Mark P. Wetjen, President Barack Obama’s nominee to sit on the U.S. Commodity Futures Trading Commission, said it’s critical that the agency “hews closely” to the Dodd-Frank Act and avoids “unnecessary” costs on commercial and manufacturing firms.
Wetjen, a senior policy adviser to Senate Majority Leader Harry Reid, made the comments in testimony for his confirmation hearing today at the Senate Agriculture Committee. Wetjen was nominated to replace Michael Dunn, a Democrat, on the five- member CFTC.
“I think the more quickly the commission can act the better because it is going to provide some certainty to market participants and I know the market prefers that,” Wetjen told lawmakers. “But I think more important to them is making sure the rules are right.”
The CFTC and Securities and Exchange Commission are leading U.S. efforts to write new rules for the $601 trillion swaps market after largely unregulated trades helped fuel the 2008 credit crisis. The CFTC aims to finalize by the end of 2011 most of the new rules meant to reduce risk and boost transparency. The rules will govern trades conducted by firms including Goldman Sachs Group Inc. (GS), ConocoPhillips (COP) and Cargill Inc.

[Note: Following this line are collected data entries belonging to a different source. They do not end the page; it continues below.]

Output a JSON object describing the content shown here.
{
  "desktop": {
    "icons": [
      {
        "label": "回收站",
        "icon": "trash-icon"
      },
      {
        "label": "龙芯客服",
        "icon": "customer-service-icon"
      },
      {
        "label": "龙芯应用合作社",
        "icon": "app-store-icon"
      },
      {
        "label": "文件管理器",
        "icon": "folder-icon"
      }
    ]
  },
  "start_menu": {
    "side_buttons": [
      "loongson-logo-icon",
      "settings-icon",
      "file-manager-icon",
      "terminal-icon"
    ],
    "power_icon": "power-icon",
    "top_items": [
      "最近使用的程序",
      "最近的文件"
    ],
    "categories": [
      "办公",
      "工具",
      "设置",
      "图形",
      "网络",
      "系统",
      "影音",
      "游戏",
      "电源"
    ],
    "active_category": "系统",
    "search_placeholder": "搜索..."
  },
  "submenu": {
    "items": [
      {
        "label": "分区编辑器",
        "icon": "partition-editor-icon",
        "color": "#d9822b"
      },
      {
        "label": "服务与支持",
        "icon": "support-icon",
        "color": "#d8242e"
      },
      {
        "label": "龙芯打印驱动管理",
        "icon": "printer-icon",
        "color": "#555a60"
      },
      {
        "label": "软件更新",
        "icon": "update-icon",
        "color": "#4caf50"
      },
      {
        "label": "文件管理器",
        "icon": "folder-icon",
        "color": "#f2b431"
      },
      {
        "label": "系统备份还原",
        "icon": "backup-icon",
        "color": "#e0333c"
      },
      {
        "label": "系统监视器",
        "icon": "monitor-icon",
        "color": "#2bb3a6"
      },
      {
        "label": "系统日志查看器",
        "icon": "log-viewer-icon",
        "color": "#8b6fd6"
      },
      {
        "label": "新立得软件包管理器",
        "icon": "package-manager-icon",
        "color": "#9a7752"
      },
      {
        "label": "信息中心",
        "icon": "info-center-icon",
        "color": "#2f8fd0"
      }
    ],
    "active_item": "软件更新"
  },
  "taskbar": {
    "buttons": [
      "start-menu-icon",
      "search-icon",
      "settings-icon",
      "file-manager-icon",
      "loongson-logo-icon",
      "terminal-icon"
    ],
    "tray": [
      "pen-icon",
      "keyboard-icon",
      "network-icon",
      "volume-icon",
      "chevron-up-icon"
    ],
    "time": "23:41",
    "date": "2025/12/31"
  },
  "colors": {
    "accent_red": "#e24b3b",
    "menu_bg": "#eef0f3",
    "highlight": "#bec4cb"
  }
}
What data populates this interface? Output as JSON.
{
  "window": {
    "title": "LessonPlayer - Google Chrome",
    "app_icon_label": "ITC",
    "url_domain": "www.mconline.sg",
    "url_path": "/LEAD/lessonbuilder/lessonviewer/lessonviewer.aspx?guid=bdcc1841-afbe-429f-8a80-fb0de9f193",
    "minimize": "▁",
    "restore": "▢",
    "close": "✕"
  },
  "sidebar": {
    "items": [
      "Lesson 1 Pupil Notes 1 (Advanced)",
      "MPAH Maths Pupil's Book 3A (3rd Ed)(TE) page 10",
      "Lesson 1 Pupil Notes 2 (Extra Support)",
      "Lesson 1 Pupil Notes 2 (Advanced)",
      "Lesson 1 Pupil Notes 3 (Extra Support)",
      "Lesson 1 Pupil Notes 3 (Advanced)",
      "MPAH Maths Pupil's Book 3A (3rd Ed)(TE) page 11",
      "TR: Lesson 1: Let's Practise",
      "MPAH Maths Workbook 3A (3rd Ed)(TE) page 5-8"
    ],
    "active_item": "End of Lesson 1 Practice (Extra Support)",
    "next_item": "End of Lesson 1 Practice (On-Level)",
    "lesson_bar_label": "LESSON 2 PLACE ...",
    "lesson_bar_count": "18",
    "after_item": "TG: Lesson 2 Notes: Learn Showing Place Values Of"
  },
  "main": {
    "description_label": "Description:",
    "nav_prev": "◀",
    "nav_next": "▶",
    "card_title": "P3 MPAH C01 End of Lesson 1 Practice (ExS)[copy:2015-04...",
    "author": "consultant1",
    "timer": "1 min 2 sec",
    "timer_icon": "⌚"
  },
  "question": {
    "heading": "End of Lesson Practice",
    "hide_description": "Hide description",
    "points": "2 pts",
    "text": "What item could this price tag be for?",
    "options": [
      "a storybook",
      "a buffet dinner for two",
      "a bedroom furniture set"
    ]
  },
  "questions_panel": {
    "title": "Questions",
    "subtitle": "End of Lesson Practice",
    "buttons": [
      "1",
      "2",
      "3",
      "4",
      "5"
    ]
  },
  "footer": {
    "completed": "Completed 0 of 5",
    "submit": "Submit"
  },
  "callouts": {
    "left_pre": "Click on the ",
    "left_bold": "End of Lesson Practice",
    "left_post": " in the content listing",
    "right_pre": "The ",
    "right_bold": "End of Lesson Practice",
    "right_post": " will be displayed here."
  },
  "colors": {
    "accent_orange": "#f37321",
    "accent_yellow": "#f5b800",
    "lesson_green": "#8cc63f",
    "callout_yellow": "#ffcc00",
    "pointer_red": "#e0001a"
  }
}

Wetjen’s nomination comes at a “crucial” time for the agency as commissioners look to make changes to more than 40 proposed rules and complete the regulations, said Senator Debbie Stabenow, the Michigan Democrat who leads the agriculture panel. Wetjen has been “parachuted” into the process, Senator Pat Roberts, a Kansas Republican, said at the hearing.
Wetjen’s nomination is supported by the U.S. Chamber of Commerce, which sent a letter on May 19 urging senators to confirm him to the agency.
“We are confident that Mark will exercise that sort of probing, and judicious, intellect at the CFTC,” R. Bruce Josten, executive vice president for government affairs at the Chamber, said in the letter. The chamber has lobbied to ensure that commercial and manufacturing “end users” such as MillerCoors are exempt from having to post margin in derivatives trades.
Wetjen told lawmakers that it is important for the CFTC to balance the need for new limits on speculation and the potential impact on liquidity that those restrictions might create.
“If liquidity dries up there are no swaps markets,” Wetjen said. The commission must be “careful and deliberative” as it considers implementing the limits. “I think that those two objectives can be met,” Wetjen said.
The so-called position limits proposal, issued in January, has been among the most contentious aspects of the agency’s Dodd-Frank rulemaking. The proposal spurred more than 13,000 comments from supporters such as Delta Air Lines Inc. (DAL) and opponents such as Barclays Capital.
Wetjen, 37, was born in Dubuque, Iowa, and spent weekends on his family’s farm listening to market reports on the price of corn, soybean and hogs, according to his prepared testimony.
Before working for Reid, Wetjen worked at the Lionel Swayer & Collins law firm in Nevada and represented clients in the mortgage-finance, gambling and energy industries. He was also a bartender for five months in 1997 and drove garbage and recycling trucks in Dubuque for four months in 1996.